In 1976, he pursued an MSc in Mineral Exploration and Mining Geology at Leicester University, graduating in 1977. He later earned his PhD in Mining Geology from the Royal School of Mines, Imperial College London, in 1981.

== Career ==

=== Shell ===
Allman-Ward started his career at Shell in 1982. He went on to hold senior roles including Vice-President Exploration for Asia-Pacific, Chief Executive Officer and Board Member of the South Rub Al-Khali Company, Vice-President of New Business Development in Saudi Arabia, and New Ventures Execution Manager for Europe.

=== Dana Gas ===
He joined Dana Gas in 2012, initially as their General Manager and Country Chairman of their assets in Egypt before being invited in 2013 to become CEO of the Dana Gas Group, a publicly listed company on the Abu Dhabi stock exchange and headquartered in Sharjah, UAE. Between 2015 and 2018 Patrick was also an executive member of the Board of Directors.

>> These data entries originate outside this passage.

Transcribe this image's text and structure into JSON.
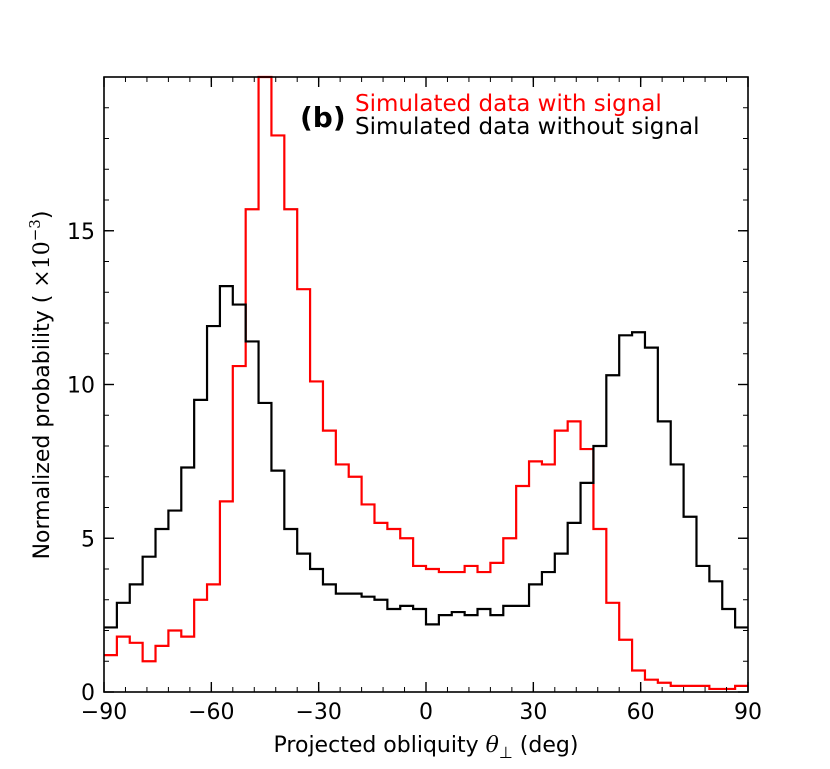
{
  "chart_data": {
    "type": "histogram-step",
    "panel_label": "(b)",
    "xlabel": "Projected obliquity θ⊥ (deg)",
    "xlabel_main": "Projected obliquity ",
    "xlabel_symbol": "θ",
    "xlabel_sub": "⊥",
    "xlabel_unit": " (deg)",
    "ylabel": "Normalized probability ( ×10−3)",
    "ylabel_main": "Normalized probability ( ",
    "ylabel_times": "×10",
    "ylabel_exp": "−3",
    "ylabel_close": ")",
    "xlim": [
      -90,
      90
    ],
    "ylim": [
      0,
      20
    ],
    "xticks": [
      -90,
      -60,
      -30,
      0,
      30,
      60,
      90
    ],
    "xtick_labels": [
      "−90",
      "−60",
      "−30",
      "0",
      "30",
      "60",
      "90"
    ],
    "yticks": [
      0,
      5,
      10,
      15
    ],
    "ytick_labels": [
      "0",
      "5",
      "10",
      "15"
    ],
    "bin_edges": [
      -90,
      -86.4,
      -82.8,
      -79.2,
      -75.6,
      -72,
      -68.4,
      -64.8,
      -61.2,
      -57.6,
      -54,
      -50.4,
      -46.8,
      -43.2,
      -39.6,
      -36,
      -32.4,
      -28.8,
      -25.2,
      -21.6,
      -18,
      -14.4,
      -10.8,
      -7.2,
      -3.6,
      0,
      3.6,
      7.2,
      10.8,
      14.4,
      18,
      21.6,
      25.2,
      28.8,
      32.4,
      36,
      39.6,
      43.2,
      46.8,
      50.4,
      54,
      57.6,
      61.2,
      64.8,
      68.4,
      72,
      75.6,
      79.2,
      82.8,
      86.4,
      90
    ],
    "series": [
      {
        "name": "Simulated data with signal",
        "color": "#ff0000",
        "values": [
          1.2,
          1.8,
          1.6,
          1.0,
          1.5,
          2.0,
          1.8,
          3.0,
          3.5,
          6.2,
          10.6,
          15.7,
          20.5,
          18.1,
          15.7,
          13.1,
          10.1,
          8.5,
          7.4,
          7.0,
          6.1,
          5.5,
          5.3,
          5.0,
          4.1,
          4.0,
          3.9,
          3.9,
          4.1,
          3.9,
          4.2,
          5.0,
          6.7,
          7.5,
          7.4,
          8.5,
          8.8,
          7.9,
          5.3,
          2.9,
          1.7,
          0.7,
          0.4,
          0.3,
          0.2,
          0.2,
          0.2,
          0.1,
          0.1,
          0.2
        ]
      },
      {
        "name": "Simulated data without signal",
        "color": "#000000",
        "values": [
          2.1,
          2.9,
          3.5,
          4.4,
          5.3,
          5.9,
          7.3,
          9.5,
          11.9,
          13.2,
          12.6,
          11.4,
          9.4,
          7.2,
          5.3,
          4.5,
          4.0,
          3.5,
          3.2,
          3.2,
          3.1,
          3.0,
          2.7,
          2.8,
          2.7,
          2.2,
          2.5,
          2.6,
          2.5,
          2.7,
          2.5,
          2.8,
          2.8,
          3.5,
          3.9,
          4.5,
          5.5,
          6.8,
          8.0,
          10.3,
          11.6,
          11.7,
          11.2,
          8.8,
          7.4,
          5.7,
          4.1,
          3.6,
          2.7,
          2.1
        ]
      }
    ],
    "legend_placement": "top-right"
  }
}
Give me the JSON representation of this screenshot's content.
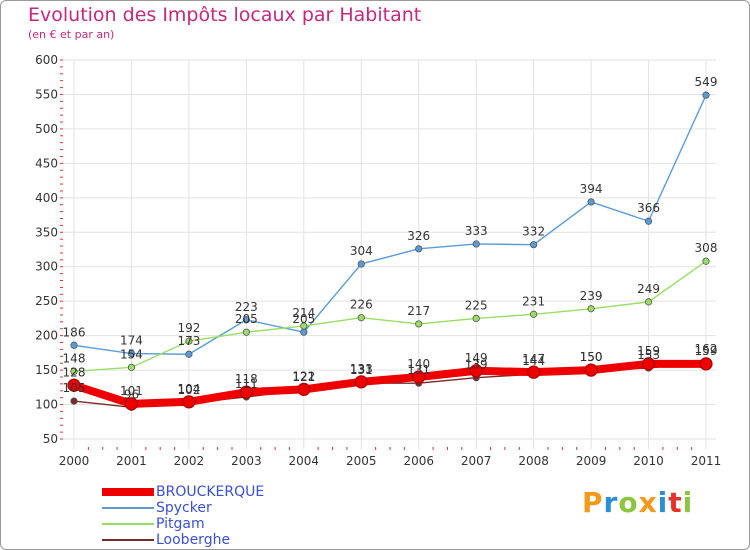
{
  "chart_data": {
    "type": "line",
    "title": "Evolution des Impôts locaux par Habitant",
    "subtitle": "(en € et par an)",
    "xlabel": "",
    "ylabel": "",
    "ylim": [
      50,
      600
    ],
    "yticks": [
      "50",
      "100",
      "150",
      "200",
      "250",
      "300",
      "350",
      "400",
      "450",
      "500",
      "550",
      "600"
    ],
    "categories": [
      "2000",
      "2001",
      "2002",
      "2003",
      "2004",
      "2005",
      "2006",
      "2007",
      "2008",
      "2009",
      "2010",
      "2011"
    ],
    "series": [
      {
        "name": "BROUCKERQUE",
        "color": "#ee0000",
        "values": [
          128,
          101,
          104,
          118,
          122,
          133,
          140,
          149,
          147,
          150,
          159,
          159
        ],
        "labels": [
          "128",
          "101",
          "104",
          "118",
          "122",
          "133",
          "140",
          "149",
          "147",
          "150",
          "159",
          "159"
        ]
      },
      {
        "name": "Spycker",
        "color": "#5b9bd5",
        "values": [
          186,
          174,
          173,
          223,
          205,
          304,
          326,
          333,
          332,
          394,
          366,
          549
        ],
        "labels": [
          "186",
          "174",
          "173",
          "223",
          "205",
          "304",
          "326",
          "333",
          "332",
          "394",
          "366",
          "549"
        ]
      },
      {
        "name": "Pitgam",
        "color": "#99dd66",
        "values": [
          148,
          154,
          192,
          205,
          214,
          226,
          217,
          225,
          231,
          239,
          249,
          308
        ],
        "labels": [
          "148",
          "154",
          "192",
          "205",
          "214",
          "226",
          "217",
          "225",
          "231",
          "239",
          "249",
          "308"
        ]
      },
      {
        "name": "Looberghe",
        "color": "#7a2a2a",
        "values": [
          105,
          96,
          102,
          111,
          121,
          131,
          131,
          139,
          144,
          150,
          153,
          162
        ],
        "labels": [
          "105",
          "96",
          "102",
          "111",
          "121",
          "131",
          "131",
          "139",
          "144",
          "150",
          "153",
          "162"
        ]
      }
    ]
  },
  "logo": {
    "letters": [
      "P",
      "r",
      "o",
      "x",
      "i",
      "t",
      "i"
    ],
    "colors": [
      "#f39a1e",
      "#2b8fd8",
      "#8cc63f",
      "#f39a1e",
      "#2b8fd8",
      "#e8332a",
      "#8cc63f"
    ]
  }
}
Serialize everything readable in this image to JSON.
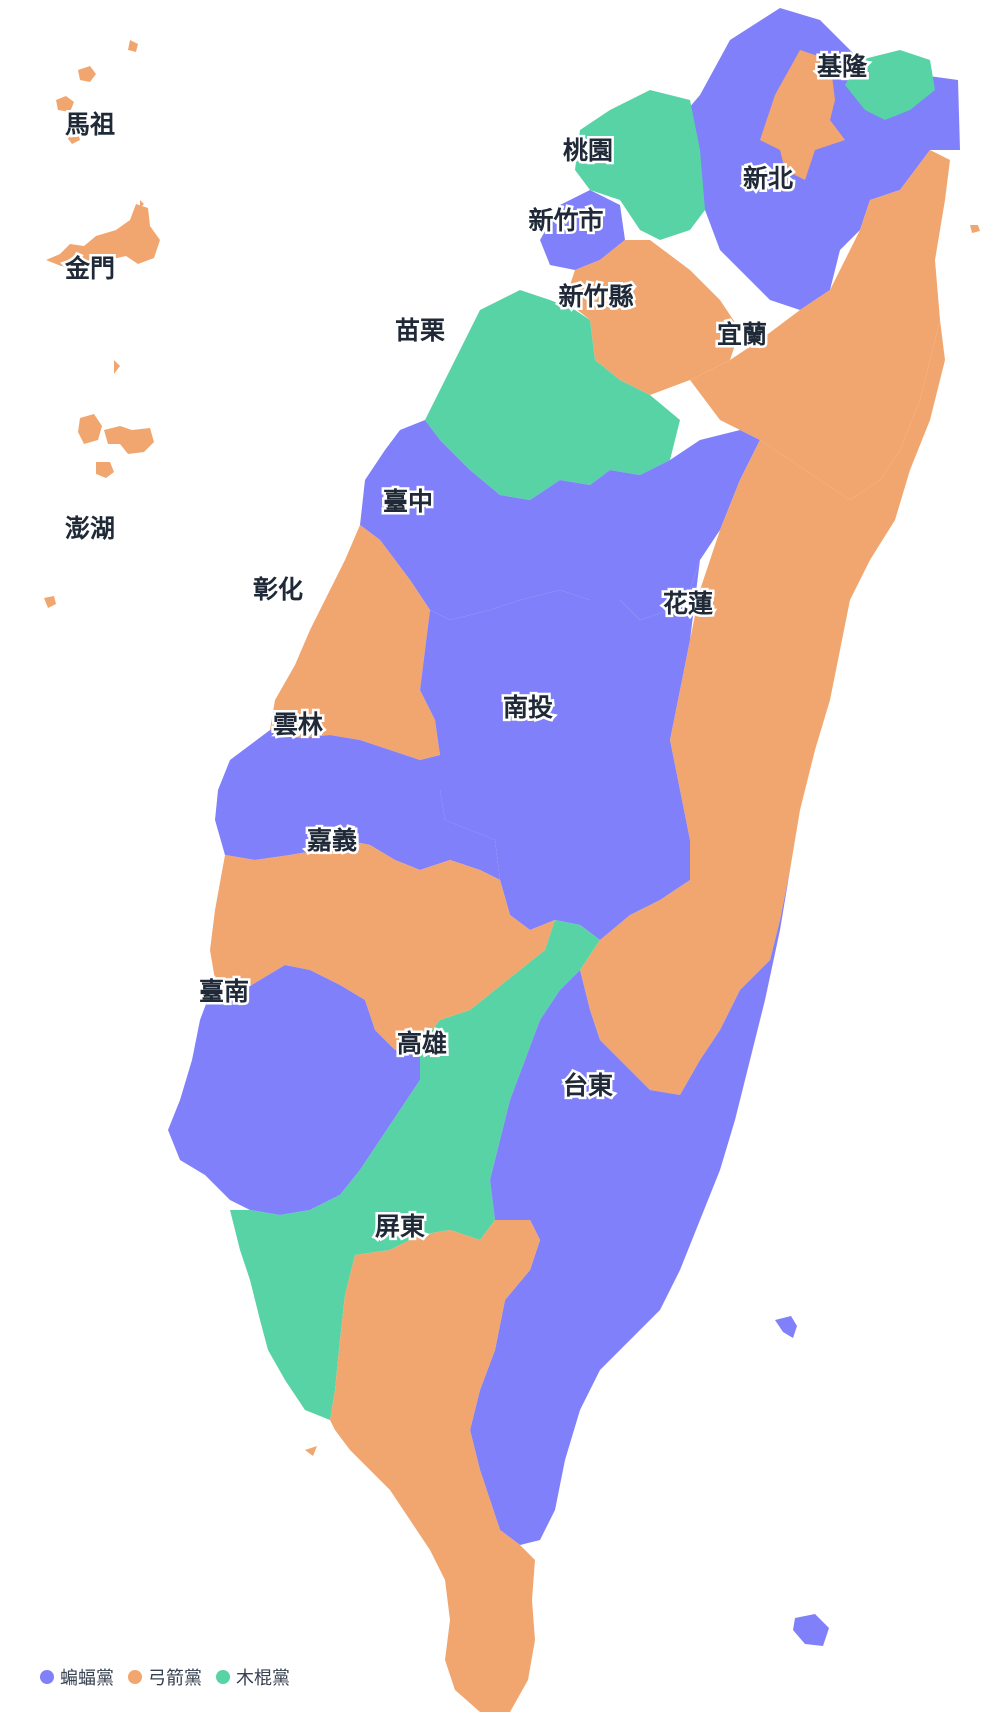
{
  "colors": {
    "bat": "#8080fa",
    "arrow": "#f2a66f",
    "stick": "#57d3a6"
  },
  "legend": [
    {
      "key": "bat",
      "label": "蝙蝠黨"
    },
    {
      "key": "arrow",
      "label": "弓箭黨"
    },
    {
      "key": "stick",
      "label": "木棍黨"
    }
  ],
  "regions": {
    "keelung": {
      "name": "基隆",
      "party": "stick"
    },
    "newtaipei": {
      "name": "新北",
      "party": "bat"
    },
    "taipei": {
      "name": "",
      "party": "arrow"
    },
    "taoyuan": {
      "name": "桃園",
      "party": "stick"
    },
    "hsinchucity": {
      "name": "新竹市",
      "party": "bat"
    },
    "hsinchucounty": {
      "name": "新竹縣",
      "party": "arrow"
    },
    "yilan": {
      "name": "宜蘭",
      "party": "arrow"
    },
    "miaoli": {
      "name": "苗栗",
      "party": "stick"
    },
    "taichung": {
      "name": "臺中",
      "party": "bat"
    },
    "changhua": {
      "name": "彰化",
      "party": "arrow"
    },
    "hualien": {
      "name": "花蓮",
      "party": "arrow"
    },
    "nantou": {
      "name": "南投",
      "party": "bat"
    },
    "yunlin": {
      "name": "雲林",
      "party": "bat"
    },
    "chiayi": {
      "name": "嘉義",
      "party": "arrow"
    },
    "tainan": {
      "name": "臺南",
      "party": "bat"
    },
    "kaohsiung": {
      "name": "高雄",
      "party": "stick"
    },
    "taitung": {
      "name": "台東",
      "party": "bat"
    },
    "pingtung": {
      "name": "屏東",
      "party": "arrow"
    },
    "matsu": {
      "name": "馬祖",
      "party": "arrow"
    },
    "kinmen": {
      "name": "金門",
      "party": "arrow"
    },
    "penghu": {
      "name": "澎湖",
      "party": "arrow"
    }
  }
}
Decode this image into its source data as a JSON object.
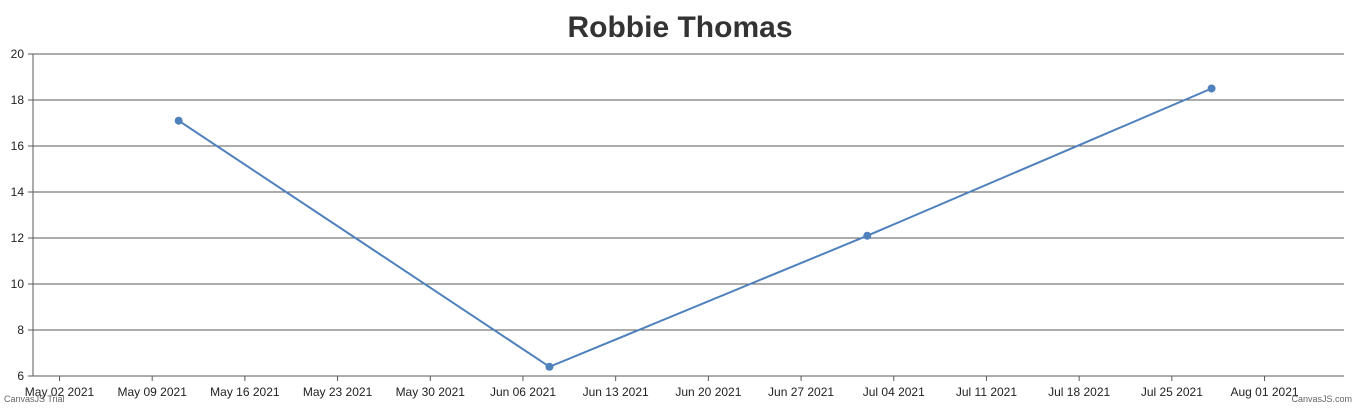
{
  "chart_data": {
    "type": "line",
    "title": "Robbie Thomas",
    "xlabel": "",
    "ylabel": "",
    "x_tick_labels": [
      "May 02 2021",
      "May 09 2021",
      "May 16 2021",
      "May 23 2021",
      "May 30 2021",
      "Jun 06 2021",
      "Jun 13 2021",
      "Jun 20 2021",
      "Jun 27 2021",
      "Jul 04 2021",
      "Jul 11 2021",
      "Jul 18 2021",
      "Jul 25 2021",
      "Aug 01 2021"
    ],
    "y_tick_labels": [
      "6",
      "8",
      "10",
      "12",
      "14",
      "16",
      "18",
      "20"
    ],
    "xlim": [
      "2021-04-30",
      "2021-08-07"
    ],
    "ylim": [
      6,
      20
    ],
    "grid": "horizontal",
    "series": [
      {
        "color": "#4f81bc",
        "points": [
          {
            "x": "2021-05-11",
            "y": 17.1
          },
          {
            "x": "2021-06-08",
            "y": 6.4
          },
          {
            "x": "2021-07-02",
            "y": 12.1
          },
          {
            "x": "2021-07-28",
            "y": 18.5
          }
        ]
      }
    ]
  },
  "credits": {
    "left": "CanvasJS Trial",
    "right": "CanvasJS.com"
  }
}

On 6 November 2023, Richard Hall succeeded Patrick Allman-Ward as CEO of Dana Gas, with Patrick transitioning into an advisory role to the new CEO. Patrick retired from Dana Gas in March 2024.

=== Current roles ===
He is currently the Executive Chairman and CEO of his own Petroleum Industry Consultation business, the Vice Chairman of United Terra Enterprises, a petroleum and renewable energy company based in Europe and the Chairman of Terra Mining, which holds gold mining licenses in Zimbabwe and is expanding its mining activities to other African countries.

Allman-Ward was included in Forbes’ list of the 50 Most Influential Expats in the UAE in 2018.